The commercial vehicle industry this financial year is all set to break the sales volume recorded of 1 million seen back in FY19 powered by the goods and services tax rate cut and the general uptick in government spending on infrastructure.
Manufacturers of trucks and buses such as market leader Tata Motor have revised the growth estimate for the CV segment for FY26 to ‘high single digit’ from ‘mid-single digit’ projected at the start of year.
Girish Wagh, managing director and CEO, Tata Motors said, “We believe that there will be a better growth in H2(FY26) on a year on year basis compared to H1(FY26). Growth will be across the segments. Tata Motors and the industry should close with high single digit growth.”
FY19 saw sales of little over 1 million CVs. Since then, the industry has struggled to go past that total. FY24 had the best year after that with sales of 0.96 million units. During FY25, the industry clocked volumes of 0.95 million units, a 1% drop year-on-year.
“In terms of revenue the industry crossed the FY19 peak two years ago. I would certainly like to believe that the volume does cross the milestone of 1 million this year,” Wagh added.
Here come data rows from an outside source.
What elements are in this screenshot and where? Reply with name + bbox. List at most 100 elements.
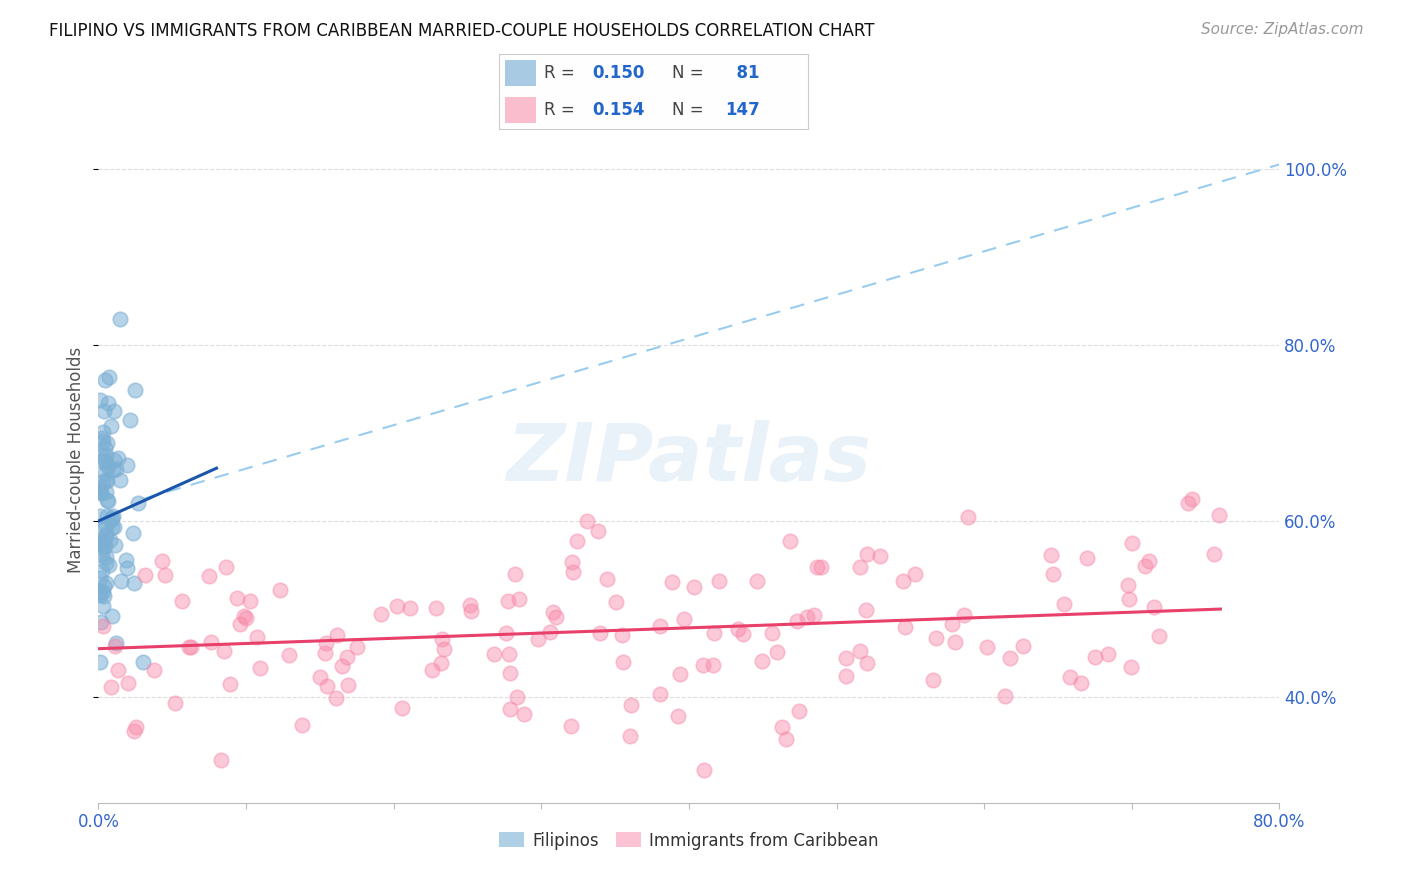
Point — [561, 555, 583, 569]
Point — [420, 664, 443, 678]
Point — [495, 626, 517, 640]
Point — [346, 640, 368, 654]
Point — [93, 599, 115, 613]
Point — [1042, 567, 1064, 582]
Point — [180, 640, 202, 655]
Point — [661, 574, 683, 589]
Point — [806, 560, 828, 574]
Point — [398, 600, 420, 615]
Point — [94, 442, 117, 456]
Point — [96, 575, 118, 590]
Point — [1118, 592, 1140, 607]
Point — [425, 601, 447, 615]
Point — [891, 574, 914, 589]
Point — [93, 579, 115, 593]
Point — [849, 559, 872, 574]
Point — [943, 634, 966, 648]
Point — [104, 461, 127, 475]
Point — [89, 393, 111, 408]
Point — [309, 670, 332, 684]
Point — [496, 594, 519, 608]
Text: R =: R = — [544, 101, 581, 119]
Point — [1181, 491, 1204, 506]
Point — [229, 617, 252, 632]
Point — [91, 549, 114, 563]
Point — [1177, 496, 1199, 510]
Point — [103, 453, 125, 467]
Point — [97, 459, 120, 474]
Point — [484, 647, 506, 661]
Point — [91, 534, 114, 549]
Point — [91, 434, 114, 448]
Point — [101, 609, 124, 624]
Point — [209, 753, 232, 767]
Point — [370, 607, 392, 622]
Point — [976, 640, 998, 654]
Point — [91, 619, 114, 633]
Point — [127, 496, 149, 510]
Point — [430, 656, 453, 670]
Point — [246, 630, 269, 644]
Point — [692, 657, 714, 672]
Point — [498, 647, 520, 661]
Point — [855, 602, 877, 616]
Point — [134, 568, 156, 582]
Point — [94, 539, 117, 553]
Point — [107, 663, 129, 677]
Point — [385, 599, 408, 614]
Point — [117, 675, 139, 690]
Point — [212, 644, 235, 658]
Point — [94, 529, 117, 543]
Point — [993, 689, 1015, 703]
Point — [835, 669, 858, 683]
Point — [610, 628, 633, 642]
Point — [100, 419, 122, 434]
Point — [904, 567, 927, 582]
Point — [1097, 647, 1119, 661]
Point — [702, 658, 724, 673]
Point — [103, 404, 125, 418]
Point — [941, 617, 963, 632]
Point — [96, 436, 118, 450]
Point — [98, 533, 121, 548]
Point — [132, 655, 155, 669]
Point — [775, 731, 797, 746]
Point — [561, 565, 583, 579]
Point — [1133, 558, 1156, 573]
Point — [1053, 597, 1076, 611]
Point — [314, 646, 336, 660]
Bar — [505, 61, 536, 87]
Point — [96, 396, 118, 410]
Point — [101, 510, 124, 524]
Point — [170, 594, 193, 608]
Point — [121, 525, 143, 540]
Point — [787, 704, 810, 718]
Point — [93, 589, 115, 603]
Point — [89, 485, 111, 500]
Point — [105, 636, 128, 650]
Point — [1143, 600, 1166, 615]
Point — [1040, 549, 1063, 563]
Text: FILIPINO VS IMMIGRANTS FROM CARIBBEAN MARRIED-COUPLE HOUSEHOLDS CORRELATION CHAR: FILIPINO VS IMMIGRANTS FROM CARIBBEAN MA… — [49, 22, 875, 40]
Point — [90, 536, 112, 550]
Point — [513, 707, 536, 722]
Point — [596, 572, 619, 586]
Point — [93, 522, 115, 536]
Point — [91, 431, 114, 445]
Point — [94, 373, 117, 387]
Point — [110, 574, 132, 588]
Point — [150, 554, 173, 568]
Point — [97, 494, 120, 508]
Point — [94, 454, 117, 468]
Point — [1119, 659, 1142, 673]
Point — [544, 609, 567, 624]
Point — [89, 508, 111, 523]
Point — [669, 666, 692, 681]
Text: 0.150: 0.150 — [592, 64, 644, 82]
Point — [765, 645, 787, 659]
Point — [508, 592, 530, 607]
Point — [707, 574, 730, 589]
Point — [683, 580, 706, 594]
Point — [118, 413, 141, 427]
Point — [668, 709, 690, 723]
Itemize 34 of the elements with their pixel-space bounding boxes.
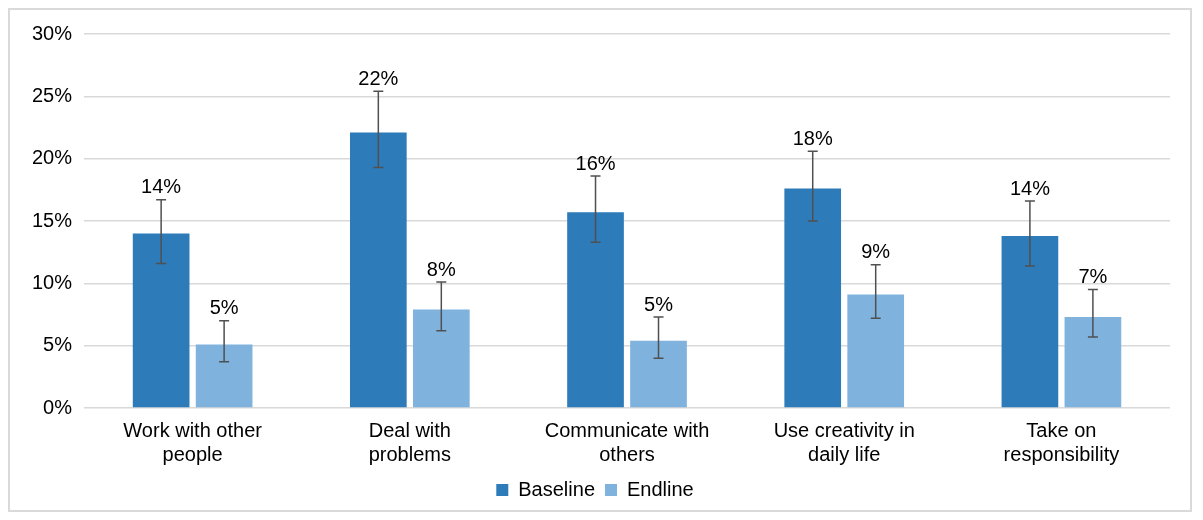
data-label: 5% — [644, 292, 674, 315]
bar — [1001, 235, 1059, 408]
data-label: 9% — [861, 240, 891, 263]
data-label: 14% — [1009, 176, 1051, 199]
legend-label: Endline — [627, 477, 694, 500]
data-label: 7% — [1078, 265, 1108, 288]
data-label: 5% — [209, 296, 239, 319]
bar — [349, 132, 407, 408]
x-tick-label: Take on responsibility — [1003, 418, 1120, 465]
x-tick-label: Work with other people — [123, 418, 263, 465]
y-tick-label: 0% — [43, 395, 73, 418]
bar — [412, 309, 470, 408]
y-tick-label: 10% — [32, 270, 73, 293]
x-tick-label: Deal with problems — [368, 418, 451, 465]
bar — [567, 212, 624, 408]
y-tick-label: 30% — [32, 21, 73, 44]
y-tick-label: 25% — [32, 83, 73, 106]
bar — [784, 188, 842, 408]
bar — [1064, 316, 1122, 408]
y-tick-label: 20% — [32, 146, 73, 169]
legend-label: Baseline — [518, 477, 595, 500]
data-label: 14% — [141, 175, 182, 198]
bar — [132, 233, 190, 408]
x-tick-label: Use creativity in daily life — [773, 418, 915, 465]
data-label: 16% — [575, 151, 616, 174]
bar — [847, 294, 905, 408]
y-tick-label: 15% — [32, 208, 73, 231]
data-label: 8% — [426, 257, 456, 280]
data-label: 22% — [358, 66, 399, 89]
x-tick-label: Communicate with others — [544, 418, 710, 465]
bar — [630, 340, 687, 408]
y-tick-label: 5% — [43, 333, 73, 356]
bar — [195, 344, 253, 408]
data-label: 18% — [792, 126, 833, 149]
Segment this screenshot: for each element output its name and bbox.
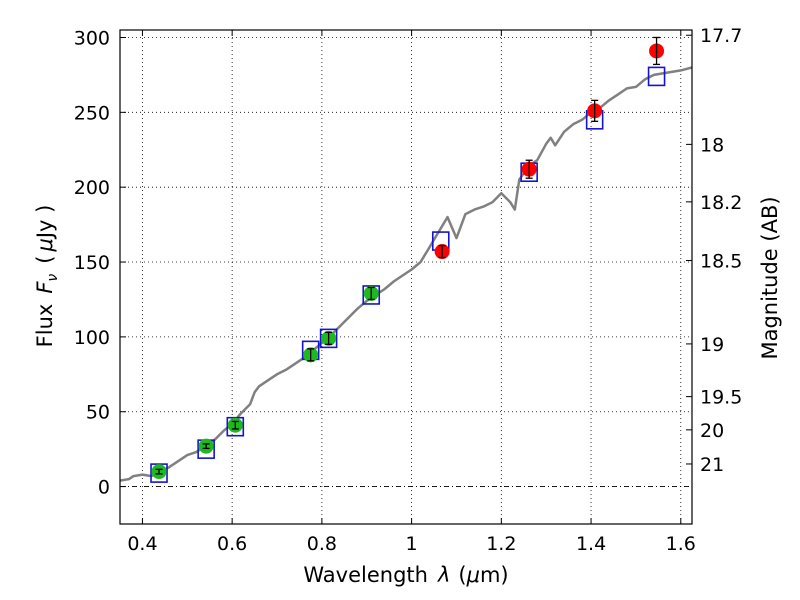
right-tick-label: 17.7: [700, 25, 742, 47]
x-tick-label: 0.8: [307, 533, 337, 555]
x-tick-label: 1: [406, 533, 418, 555]
model-point: [150, 463, 168, 483]
plot-frame: [119, 29, 693, 525]
y-tick-label: 300: [74, 27, 110, 49]
right-tick-label: 19.5: [700, 387, 742, 409]
x-axis-title: Wavelength λ (μm): [303, 563, 508, 587]
y-tick-label: 100: [74, 327, 110, 349]
right-axis-title: Magnitude (AB): [758, 196, 782, 359]
right-tick-label: 20: [700, 420, 724, 442]
y-tick-label: 250: [74, 102, 110, 124]
spectrum-line: [120, 66, 692, 482]
right-tick-label: 18: [700, 134, 724, 156]
model-point: [362, 285, 381, 305]
right-tick-label: 18.5: [700, 251, 742, 273]
model-point: [226, 416, 245, 437]
plot-area: [120, 36, 692, 483]
y-tick-label: 0: [98, 477, 110, 499]
right-tick-label: 19: [700, 334, 724, 356]
y-tick-label: 150: [74, 252, 110, 274]
x-tick-label: 1.2: [486, 533, 516, 555]
y-axis-title: FluxFν(μJy ): [33, 205, 61, 348]
x-tick-label: 1.6: [666, 533, 696, 555]
right-tick-label: 18.2: [700, 192, 742, 214]
y-tick-label: 50: [86, 402, 110, 424]
x-tick-label: 0.6: [217, 533, 247, 555]
model-point: [647, 66, 666, 87]
axes: 0.4 0.6 0.8 1 1.2 1.4 1.6 0 50 100 150 200 250 300 17.…: [74, 25, 743, 555]
plot-content: [120, 36, 692, 483]
model-point: [319, 328, 338, 349]
right-tick-label: 21: [700, 454, 724, 476]
y-tick-label: 200: [74, 177, 110, 199]
x-tick-label: 1.4: [576, 533, 606, 555]
x-tick-label: 0.4: [127, 533, 157, 555]
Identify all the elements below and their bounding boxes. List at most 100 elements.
Besides the incremental demand, the Indian CV market will benefit from the replacement segment as well from the GST cut. The average age of the medium and heavy-duty fleet in India is about 10 years and historically it has never been more than 7-8 years. The potential opportunity for the industry is to replace 1.1-1.2 million medium and heavy (MHCV) trucks.
Tata Motors incurred a capital expenditure (capex) of 3% of revenues in the first half. The second half will see a higher capex being incurred, a company official said.
Tata Motors is one of several bidders for the 10,900 electric bus supply tender floated by state-controlled Convergence Energy Services (CESL). The bid closes on November 14.
On the corporate average fuel efficiency (CAFÉ) norms, which will be implemented in April 2027, the industry has been able to arrive at a consensus across vehicle segments.
In the MHCV segment, the industry body Society of Indian Automobile Manufacturers has recommended to Bureau of Energy Efficiency and Ministry of Road Transport and Highways that instead of opting for constant speed fuel consumption norms and reduction as per that criteria, it should go for Bharat Vecto.
“Bharat Vecto is that vehicle energy consumption tool which is a real-life representation of what kind of fuel is getting consumed and what CO2 is getting emitted and this is the proposal that has been given to the government agencies and we are sure that it will be looked upon favourably,” Wagh added.
“For the light commercial vehicle segment a request was made for exempting for the N1 category from the CAFÉ norms since the the fuel consumption in this segment as a percentage of total fuel consumption in the country is less than 2% and the CO2 emission as a percentage is less than 1%,” Wagh added.